HABER YORUM / EROL TAŞKAN

Değerli kardeşimiz Salih Karslıoğlu’nun dedesi Ali Karslıoğlu vefat etti. Kamerunlu kardeşimiz Marcel ile birlikte cenazeye katılmak üzere İskilip’in Kayaağzı Köyü’ne gittik. Cenaze namazına ve defin işlemlerine katılıp, kardeşimize ve ailesine başsağlığı diledik.

Marcel orada herkesi biraz şaşırtan, biraz tebessüm ettirip daha sonra da helal olsun dedirten önemli bir harekete imza attı.

Bize göre mezar çıkışında, merhumun birinci dereceden yakınları saf tutar ve cemaat tek tek başsağlığı diler. Marcel aslında akrabadan olmadığı halde, Salih kardeşimizin yanında durup, sanki aileden biriymiş gibi taziyeleri Salih’le birlikte kabul etti.

Sıra bekleyen cemaatten pek çok kişi, Marcel’in kim olduğunu, orada neden durup taziye kabul ettiğini merak ederek, kendi arasında değişik yorumlar yaptı.

Hatta ben de sırada beklerken, yanımda konuşan birkaç ihtiyara, “O da Ali dedenin torunlarından, tarlada güneşin altında çok kalmış, ondan dolayı esmer duruyor” dedim.
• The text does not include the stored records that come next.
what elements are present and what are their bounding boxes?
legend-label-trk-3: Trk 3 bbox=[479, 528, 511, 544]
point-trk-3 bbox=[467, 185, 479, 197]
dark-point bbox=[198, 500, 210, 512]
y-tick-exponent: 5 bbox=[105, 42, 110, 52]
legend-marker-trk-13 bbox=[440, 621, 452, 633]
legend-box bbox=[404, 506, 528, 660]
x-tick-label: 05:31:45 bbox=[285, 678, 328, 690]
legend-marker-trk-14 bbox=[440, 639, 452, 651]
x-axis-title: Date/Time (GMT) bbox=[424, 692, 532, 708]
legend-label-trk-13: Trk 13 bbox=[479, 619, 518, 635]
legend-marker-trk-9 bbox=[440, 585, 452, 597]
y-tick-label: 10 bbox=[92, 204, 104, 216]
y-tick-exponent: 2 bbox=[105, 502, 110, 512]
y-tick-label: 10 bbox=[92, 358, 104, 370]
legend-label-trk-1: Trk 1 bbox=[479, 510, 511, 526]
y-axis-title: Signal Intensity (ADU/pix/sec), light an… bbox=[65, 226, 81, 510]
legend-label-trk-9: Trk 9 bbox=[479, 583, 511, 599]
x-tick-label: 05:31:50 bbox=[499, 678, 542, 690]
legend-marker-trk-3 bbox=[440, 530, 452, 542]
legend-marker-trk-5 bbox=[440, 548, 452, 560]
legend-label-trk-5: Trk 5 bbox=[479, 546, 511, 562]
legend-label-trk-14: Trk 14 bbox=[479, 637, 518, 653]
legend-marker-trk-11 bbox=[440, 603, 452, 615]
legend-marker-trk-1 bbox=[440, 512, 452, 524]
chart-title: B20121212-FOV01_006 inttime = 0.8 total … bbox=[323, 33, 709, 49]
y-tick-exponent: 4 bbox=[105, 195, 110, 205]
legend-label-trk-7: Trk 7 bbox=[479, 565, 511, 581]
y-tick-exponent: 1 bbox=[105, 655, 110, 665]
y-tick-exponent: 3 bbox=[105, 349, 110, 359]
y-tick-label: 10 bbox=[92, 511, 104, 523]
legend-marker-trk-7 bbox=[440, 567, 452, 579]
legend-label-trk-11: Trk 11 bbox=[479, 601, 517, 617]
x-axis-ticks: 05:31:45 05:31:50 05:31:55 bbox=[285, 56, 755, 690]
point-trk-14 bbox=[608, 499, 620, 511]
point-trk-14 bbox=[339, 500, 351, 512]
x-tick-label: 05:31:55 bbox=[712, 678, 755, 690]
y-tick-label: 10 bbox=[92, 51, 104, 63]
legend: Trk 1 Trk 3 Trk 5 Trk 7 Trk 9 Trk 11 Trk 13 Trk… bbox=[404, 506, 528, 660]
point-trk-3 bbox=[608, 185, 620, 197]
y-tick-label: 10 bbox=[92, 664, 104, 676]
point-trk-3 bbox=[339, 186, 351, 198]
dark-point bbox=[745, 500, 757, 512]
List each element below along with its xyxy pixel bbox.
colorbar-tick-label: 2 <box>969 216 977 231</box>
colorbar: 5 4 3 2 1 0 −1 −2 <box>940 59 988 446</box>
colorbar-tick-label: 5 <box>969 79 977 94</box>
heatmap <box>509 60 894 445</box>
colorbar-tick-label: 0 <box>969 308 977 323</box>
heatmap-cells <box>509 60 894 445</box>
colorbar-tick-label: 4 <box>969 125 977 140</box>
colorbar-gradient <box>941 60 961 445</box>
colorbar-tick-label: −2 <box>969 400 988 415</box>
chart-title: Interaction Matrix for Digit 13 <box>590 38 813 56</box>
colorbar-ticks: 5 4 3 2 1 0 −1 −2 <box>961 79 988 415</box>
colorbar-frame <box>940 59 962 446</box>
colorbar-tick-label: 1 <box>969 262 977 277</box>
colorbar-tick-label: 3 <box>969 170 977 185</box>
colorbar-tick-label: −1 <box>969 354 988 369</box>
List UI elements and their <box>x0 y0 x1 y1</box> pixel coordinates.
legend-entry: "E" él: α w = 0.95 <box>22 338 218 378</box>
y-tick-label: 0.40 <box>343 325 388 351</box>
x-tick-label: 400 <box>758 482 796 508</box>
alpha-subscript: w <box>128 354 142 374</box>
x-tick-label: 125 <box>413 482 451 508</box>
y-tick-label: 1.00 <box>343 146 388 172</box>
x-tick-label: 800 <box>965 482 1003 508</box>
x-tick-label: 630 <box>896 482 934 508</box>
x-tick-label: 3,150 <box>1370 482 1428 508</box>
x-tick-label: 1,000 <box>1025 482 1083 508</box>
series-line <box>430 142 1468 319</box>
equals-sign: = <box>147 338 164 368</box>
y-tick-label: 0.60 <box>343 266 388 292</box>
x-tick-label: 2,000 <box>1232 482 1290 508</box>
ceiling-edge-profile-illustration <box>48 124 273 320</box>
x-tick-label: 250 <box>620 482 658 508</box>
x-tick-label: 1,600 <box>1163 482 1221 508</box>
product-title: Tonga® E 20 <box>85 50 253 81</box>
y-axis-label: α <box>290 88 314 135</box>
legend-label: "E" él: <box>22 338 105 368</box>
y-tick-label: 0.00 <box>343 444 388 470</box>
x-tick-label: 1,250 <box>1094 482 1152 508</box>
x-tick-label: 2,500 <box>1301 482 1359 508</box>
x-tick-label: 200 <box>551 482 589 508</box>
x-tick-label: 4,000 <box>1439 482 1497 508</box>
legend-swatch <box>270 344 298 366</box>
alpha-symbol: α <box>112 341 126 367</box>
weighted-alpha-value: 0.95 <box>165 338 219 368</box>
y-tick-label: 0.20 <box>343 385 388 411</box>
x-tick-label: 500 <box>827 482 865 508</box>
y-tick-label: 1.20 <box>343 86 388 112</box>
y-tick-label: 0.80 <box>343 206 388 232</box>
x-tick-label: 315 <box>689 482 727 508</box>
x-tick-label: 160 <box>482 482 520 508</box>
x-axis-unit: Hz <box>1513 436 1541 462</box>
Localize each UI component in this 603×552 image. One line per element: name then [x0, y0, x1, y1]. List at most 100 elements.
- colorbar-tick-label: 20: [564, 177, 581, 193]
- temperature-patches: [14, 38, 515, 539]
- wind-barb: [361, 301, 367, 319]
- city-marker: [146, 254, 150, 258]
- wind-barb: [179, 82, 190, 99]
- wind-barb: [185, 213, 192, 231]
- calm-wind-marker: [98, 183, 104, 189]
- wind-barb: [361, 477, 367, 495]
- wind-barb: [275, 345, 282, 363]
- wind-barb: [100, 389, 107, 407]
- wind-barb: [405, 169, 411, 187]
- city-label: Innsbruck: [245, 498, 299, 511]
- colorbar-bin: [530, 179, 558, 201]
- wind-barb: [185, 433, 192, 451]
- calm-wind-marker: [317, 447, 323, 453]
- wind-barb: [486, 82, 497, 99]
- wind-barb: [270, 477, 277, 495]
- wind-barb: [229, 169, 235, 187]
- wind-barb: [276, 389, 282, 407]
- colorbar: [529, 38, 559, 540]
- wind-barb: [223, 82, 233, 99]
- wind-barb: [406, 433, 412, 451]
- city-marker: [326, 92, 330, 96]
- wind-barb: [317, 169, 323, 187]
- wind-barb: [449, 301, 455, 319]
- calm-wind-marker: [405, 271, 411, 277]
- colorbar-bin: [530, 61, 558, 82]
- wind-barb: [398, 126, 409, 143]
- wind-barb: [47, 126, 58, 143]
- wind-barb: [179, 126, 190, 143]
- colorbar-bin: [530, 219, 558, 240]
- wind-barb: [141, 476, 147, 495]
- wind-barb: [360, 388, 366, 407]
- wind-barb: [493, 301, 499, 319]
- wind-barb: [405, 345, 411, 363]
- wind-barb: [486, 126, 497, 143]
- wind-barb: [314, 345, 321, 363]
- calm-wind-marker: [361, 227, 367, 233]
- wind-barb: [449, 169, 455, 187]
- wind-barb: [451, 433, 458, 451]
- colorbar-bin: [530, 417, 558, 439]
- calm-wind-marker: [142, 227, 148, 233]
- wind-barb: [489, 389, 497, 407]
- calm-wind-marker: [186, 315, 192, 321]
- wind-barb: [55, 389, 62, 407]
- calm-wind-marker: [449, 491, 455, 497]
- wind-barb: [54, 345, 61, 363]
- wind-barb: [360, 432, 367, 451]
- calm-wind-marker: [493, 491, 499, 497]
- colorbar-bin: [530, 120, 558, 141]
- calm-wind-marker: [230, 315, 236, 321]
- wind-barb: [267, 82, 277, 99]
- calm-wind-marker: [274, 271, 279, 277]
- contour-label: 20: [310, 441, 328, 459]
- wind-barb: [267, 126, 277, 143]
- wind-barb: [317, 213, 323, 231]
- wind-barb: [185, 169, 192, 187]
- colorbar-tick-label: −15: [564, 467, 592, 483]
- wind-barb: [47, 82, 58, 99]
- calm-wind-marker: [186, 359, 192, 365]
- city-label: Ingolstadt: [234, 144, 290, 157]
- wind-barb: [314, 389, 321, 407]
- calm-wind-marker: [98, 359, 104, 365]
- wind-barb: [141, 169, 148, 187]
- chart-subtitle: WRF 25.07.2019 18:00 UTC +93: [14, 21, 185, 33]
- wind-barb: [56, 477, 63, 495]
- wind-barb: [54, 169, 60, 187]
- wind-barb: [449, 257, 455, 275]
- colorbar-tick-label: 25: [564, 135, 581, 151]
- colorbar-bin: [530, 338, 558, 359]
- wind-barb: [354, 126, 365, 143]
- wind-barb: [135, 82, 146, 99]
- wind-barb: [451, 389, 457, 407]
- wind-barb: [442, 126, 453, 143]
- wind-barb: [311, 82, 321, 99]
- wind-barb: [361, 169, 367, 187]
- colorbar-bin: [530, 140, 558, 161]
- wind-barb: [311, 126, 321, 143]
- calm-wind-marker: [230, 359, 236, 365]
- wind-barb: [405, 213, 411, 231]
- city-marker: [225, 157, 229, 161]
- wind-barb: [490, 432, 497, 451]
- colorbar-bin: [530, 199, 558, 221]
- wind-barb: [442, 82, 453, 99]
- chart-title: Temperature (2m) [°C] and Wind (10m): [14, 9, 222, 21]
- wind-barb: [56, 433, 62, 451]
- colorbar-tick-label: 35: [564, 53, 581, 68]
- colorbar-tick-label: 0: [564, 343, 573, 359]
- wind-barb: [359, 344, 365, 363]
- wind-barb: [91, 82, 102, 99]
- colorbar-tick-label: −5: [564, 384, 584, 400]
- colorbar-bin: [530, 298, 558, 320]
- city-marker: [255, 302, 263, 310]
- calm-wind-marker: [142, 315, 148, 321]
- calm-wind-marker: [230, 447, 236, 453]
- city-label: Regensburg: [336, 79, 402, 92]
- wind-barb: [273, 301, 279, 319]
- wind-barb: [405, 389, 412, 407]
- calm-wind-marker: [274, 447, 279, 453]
Öyle espri yaptım yapmasına da, ben de merak ettim Marcel’in neden orada sıraya girdiğini. Kendimce cevapladım ve dedim ki, “Marcel bizim adetleri bilmediği için yanılıp sıraya geçmiş olabilir.”

Taziye bitti, Marcel yanıma gelince neden orada olduğunu sordum. Aldığım cevap, Marcel’in kardeşlik ve arkadaşlık duygusunun kısa bir özetiydi ve şöyle dedi; “Salih ağabey, benim abim ve arkadaşım. O bana ailesinden bir kişi gibi davranıyor, onun için benim de orada durup, taziyeyi kabul etmem gerekiyordu, ben kardeşlik görevini yerine getirdim.”

Ve bu cevap karşısında, Marcel bir kez daha gözümde büyüdü (Gerçi 1,98’lik dev adam daha ne kadar büyüyecek o da ayrı bir konu).

Keşke hepimiz Marcel gibi, arkadaş kardeş deyince dil ucuyla değil, kalpten ve samimice diyebilsek. Ali dedenin cenazesinde ölümden almaya çalıştığımız ibretin yanı sıra, Marcel sayesinde bir de kardeşlik dersi aldık, hem de tüm Kayaaağzı Köyü sakinleriyle birlikte.